In un post precedente (su Facebook) mi sono chiesto: «Come può un universo senza scopo essere popolato da esseri ossessionati dallo scopo?»
Un interrogativo che tocca il cuore del paradosso umano: la ricerca di senso in un cosmo che, apparentemente, non ne ha.

Il suo campo magnetico e la sua atmosfera non solo creano le condizioni necessarie alla vita, ma la proteggono con una precisione straordinaria — schermando le radiazioni cosmiche, mitigando i raggi solari, preservando l’equilibrio termico.
Tra tutti i pianeti del Sistema Solare, e tra quasi seimila esopianeti scoperti, nessuno presenta una combinazione così perfetta.

E allora viene spontaneo chiedersi: come può un sistema inanimato, privo di coscienza, essere così attento alla conservazione della vita che ospita sulla propria “pelle”?

Stephen Hawking sosteneva che l’universo non ha bisogno di un Creatore, perché è governato da leggi fisiche che spiegano ogni cosa.
Eppure — se accettiamo questa prospettiva — sorge spontaneo un altro interrogativo:
come può un insieme di leggi cieche e impersonali proteggere qualcosa, come la vita, senza sapere nemmeno che esiste e senza che nessuno glielo abbia chiesto?

È davvero solo un caso che la materia, governata da regole matematiche, si comporti come se custodisse un tesoro?
O c’è, nascosto dietro la perfezione delle leggi, un’impronta di intenzione che non riusciamo ancora a decifrare?

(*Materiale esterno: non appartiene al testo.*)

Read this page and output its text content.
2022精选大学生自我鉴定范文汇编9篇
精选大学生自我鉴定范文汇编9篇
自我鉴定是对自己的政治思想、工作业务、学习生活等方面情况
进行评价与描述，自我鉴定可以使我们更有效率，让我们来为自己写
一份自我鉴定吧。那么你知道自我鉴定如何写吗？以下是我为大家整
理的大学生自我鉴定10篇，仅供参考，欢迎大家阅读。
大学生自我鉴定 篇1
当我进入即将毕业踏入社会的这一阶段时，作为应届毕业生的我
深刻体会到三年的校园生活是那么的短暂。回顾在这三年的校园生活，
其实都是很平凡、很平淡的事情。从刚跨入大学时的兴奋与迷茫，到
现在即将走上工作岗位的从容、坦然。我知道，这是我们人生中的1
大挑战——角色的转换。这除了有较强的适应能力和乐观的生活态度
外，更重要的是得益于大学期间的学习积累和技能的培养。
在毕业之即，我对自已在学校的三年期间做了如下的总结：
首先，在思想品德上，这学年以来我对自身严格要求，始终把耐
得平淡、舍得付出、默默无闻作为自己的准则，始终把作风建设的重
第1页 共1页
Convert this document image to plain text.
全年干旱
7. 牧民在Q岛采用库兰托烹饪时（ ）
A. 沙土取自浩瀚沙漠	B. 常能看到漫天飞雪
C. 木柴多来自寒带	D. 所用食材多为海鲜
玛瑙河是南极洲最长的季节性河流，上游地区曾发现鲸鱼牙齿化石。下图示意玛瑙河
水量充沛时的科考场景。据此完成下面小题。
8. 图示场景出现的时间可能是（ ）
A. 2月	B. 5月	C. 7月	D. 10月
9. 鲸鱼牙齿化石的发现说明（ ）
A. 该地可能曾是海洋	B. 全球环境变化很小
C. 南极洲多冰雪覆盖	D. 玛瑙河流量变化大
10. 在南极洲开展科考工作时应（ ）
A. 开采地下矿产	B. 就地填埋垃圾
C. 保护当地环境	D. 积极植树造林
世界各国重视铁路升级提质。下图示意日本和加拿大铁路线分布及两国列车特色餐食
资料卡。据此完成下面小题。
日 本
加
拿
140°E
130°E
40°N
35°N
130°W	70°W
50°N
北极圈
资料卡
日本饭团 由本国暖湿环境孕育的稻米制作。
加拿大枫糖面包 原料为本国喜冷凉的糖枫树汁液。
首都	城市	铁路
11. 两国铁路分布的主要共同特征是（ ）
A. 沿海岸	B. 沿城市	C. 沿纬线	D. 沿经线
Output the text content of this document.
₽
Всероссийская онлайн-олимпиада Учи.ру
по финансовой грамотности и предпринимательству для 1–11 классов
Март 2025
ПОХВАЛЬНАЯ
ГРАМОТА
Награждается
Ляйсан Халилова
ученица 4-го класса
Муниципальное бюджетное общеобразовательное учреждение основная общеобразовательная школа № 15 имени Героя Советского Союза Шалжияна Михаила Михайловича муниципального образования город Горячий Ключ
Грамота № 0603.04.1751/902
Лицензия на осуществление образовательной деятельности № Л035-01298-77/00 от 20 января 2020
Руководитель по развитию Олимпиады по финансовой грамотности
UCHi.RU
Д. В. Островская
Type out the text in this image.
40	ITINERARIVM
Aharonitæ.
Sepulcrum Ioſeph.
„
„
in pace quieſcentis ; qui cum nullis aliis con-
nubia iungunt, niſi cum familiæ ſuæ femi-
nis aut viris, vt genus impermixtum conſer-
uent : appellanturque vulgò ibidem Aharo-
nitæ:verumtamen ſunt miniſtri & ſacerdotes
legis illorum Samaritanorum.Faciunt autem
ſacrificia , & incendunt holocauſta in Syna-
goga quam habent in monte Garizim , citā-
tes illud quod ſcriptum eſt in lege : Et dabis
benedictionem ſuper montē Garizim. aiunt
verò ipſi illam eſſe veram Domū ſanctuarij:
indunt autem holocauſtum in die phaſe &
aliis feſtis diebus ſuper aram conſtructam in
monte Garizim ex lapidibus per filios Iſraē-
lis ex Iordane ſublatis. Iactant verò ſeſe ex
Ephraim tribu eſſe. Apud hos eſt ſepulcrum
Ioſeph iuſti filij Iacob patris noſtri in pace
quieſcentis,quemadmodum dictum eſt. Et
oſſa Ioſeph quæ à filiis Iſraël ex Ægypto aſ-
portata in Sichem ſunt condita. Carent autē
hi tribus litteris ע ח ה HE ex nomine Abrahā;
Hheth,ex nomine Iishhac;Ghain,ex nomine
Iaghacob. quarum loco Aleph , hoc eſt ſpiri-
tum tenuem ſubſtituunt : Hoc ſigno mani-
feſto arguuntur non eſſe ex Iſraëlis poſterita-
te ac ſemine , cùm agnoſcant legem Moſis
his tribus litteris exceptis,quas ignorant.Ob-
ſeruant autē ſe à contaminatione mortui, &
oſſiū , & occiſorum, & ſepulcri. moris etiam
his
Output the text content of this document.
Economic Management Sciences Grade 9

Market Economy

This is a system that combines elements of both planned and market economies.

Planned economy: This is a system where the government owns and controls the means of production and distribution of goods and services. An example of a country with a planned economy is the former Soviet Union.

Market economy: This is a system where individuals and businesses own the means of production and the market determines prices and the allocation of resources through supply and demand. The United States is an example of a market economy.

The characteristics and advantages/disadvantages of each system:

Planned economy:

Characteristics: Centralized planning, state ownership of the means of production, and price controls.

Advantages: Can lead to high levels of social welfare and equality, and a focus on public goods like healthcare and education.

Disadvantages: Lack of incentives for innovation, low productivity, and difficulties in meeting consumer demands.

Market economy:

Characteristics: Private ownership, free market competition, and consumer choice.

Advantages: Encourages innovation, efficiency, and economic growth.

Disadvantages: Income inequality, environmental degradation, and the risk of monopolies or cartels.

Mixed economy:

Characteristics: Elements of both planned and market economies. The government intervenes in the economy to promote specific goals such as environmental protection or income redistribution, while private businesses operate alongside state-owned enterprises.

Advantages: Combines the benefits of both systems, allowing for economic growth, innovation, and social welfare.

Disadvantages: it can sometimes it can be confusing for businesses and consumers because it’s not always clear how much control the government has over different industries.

Qualche settimana fa proposi la frase
"Un universo privo di senso ha in sé esseri ossessionati dal senso."
ovviamente il caro Davide Galliani · divulgatore teologico mi fece notare che poteva cadere in un bias, cosa probabile ma evitabile con le dovute premesse... allora cerco di spiegarmi meglio così:
“Un universo privo di senso ha in sé esseri ossessionati dal senso.”
Questa frase racchiude una tensione che, a mio avviso, è una delle più affascinanti di tutta la storia del pensiero umano.
Se davvero l’universo è nato dal nulla, senza intenzione, senza direzione e senza scopo, allora dovremmo aspettarci un cosmo di pura materia che segue cieche leggi fisiche.
Eppure, proprio in questo universo apparentemente impersonale, emergono esseri come noi — capaci non solo di osservare, ma di comprendere; non solo di sopravvivere, ma di chiedersi perché.
La scienza ci spiega come funziona l’universo, e lo fa in modo straordinario, diciamo ci prova e in gran parte ci riesce anche se rimangono enormi "buchi" (non sempre neri) da colmare.
Ma la domanda del perché — del significato, della ragione ultima — resta fuori dalla portata del metodo scientifico.
Le leggi della fisica possono descrivere il moto dei pianeti o la struttura del DNA, ma non possono dirci perché esistano menti capaci di comprendere quelle leggi, o perché queste menti provino il bisogno profondo di trovare un senso.
Secondo una visione puramente naturalistica, la coscienza e la ricerca di significato sarebbero il prodotto di mutazioni casuali e selezione naturale.
Ma la coscienza non è un semplice riflesso biologico. È la capacità di distinguere il vero dal falso, il bene dal male, il giusto dall’ingiusto — categorie che non si spiegano con la sola chimica del cervello.
Il filosofo Thomas Nagel, che non è credente, ha ammesso che un universo del tutto privo di intenzione non sembra in grado di produrre menti che ragionano su se stesse.
Forse, allora, non siamo un incidente cosmico.
Forse la nostra incessante ricerca di significato non è un errore evolutivo, ma un indizio.
Un segnale che l’universo non è privo di senso, ma impregnato di razionalità — la stessa razionalità che riflette, in forma finita, quella di una Mente infinita.
Perché, in fondo, se l’universo fosse davvero assurdo, il semplice fatto che noi possiamo capirlo sarebbe il più grande dei paradossi.